In one of the very few good books on business strategy, Richard Rumelt argues that the first step in any effective strategy is a good diagnosis of the problem you are trying to solve (see this interesting analysis of how his thinking applies to the NHS). The current symptom we observe in the NHS is large financial deficits. But this isn't the problem any more than a fever is a problem for a patient with malaria. To understand what the actual problem in the NHS is we need to know where and how the money flows. If we don't understand what is happening to create deficits then we can't develop a coherent plan to create an NHS that can sustainably treat patients without lapsing into periodic financial catastrophe. We can treat a fever with an ice bath, but if we don't understand what caused it (was it malaria or was it viral pneumonia?) the patient's recovery will be brief and the fever will soon return.
I don't want to try and diagnose the underlying problems of the NHS in a short blog article; my point is merely that a salami slicing approach to budget cuts damages the system's ability to do diagnosis. This is especially true when the cuts affect the flow of information or the bodies with the expertise to analyse problems and develop improvements. The NHS has tended to grossly undervalue good, timely operational information and is severely short of the analytical capacity to make sense of that information (for examples see this on A&E data and this on the information infrastructure).
The Carter report on hospital productivity argued (see my analysis) that the biggest barrier to improvement was a lack of good information about operational performance. But the we-must-share-the-pain-equally, salami-slicing model of addressing the current deficits is cutting the capacity to collect and analyse that information even though that capacity was inadequate to start with.
We won't build a sustainable NHS without a good diagnosis of the underlying problems. That requires better information about what is happening inside hospitals. A good strategy for achieving a sustainable NHS would, therefore, focus on getting better information at the start so subsequent decisions could address the most important underlying problems.

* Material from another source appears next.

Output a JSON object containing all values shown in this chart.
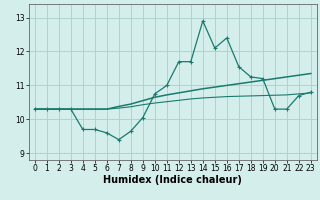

What we are likely to get is more salami-slicing which damages our ability to understand the problem and exacerbates the failure to focus on which problems matter most. In fact NHS strategy is still in an era equivalent to medicine when bleeding patients with leeches was still thought to be a good universal cure. As in medicine, repeated application of the leeches will fail to cure the patient. Whatever the apparent short term gain, in the long term the patient will be sicker.
The problem generalises across all of government. Salami-slicing cuts to everyone's budget damages the government's very ability to know what is actually happening and therefore its ability to make good decisions about what really ought to be done.
It looks like the patient with the fever is stuck in the ICU until someone comes up with a better diagnosis.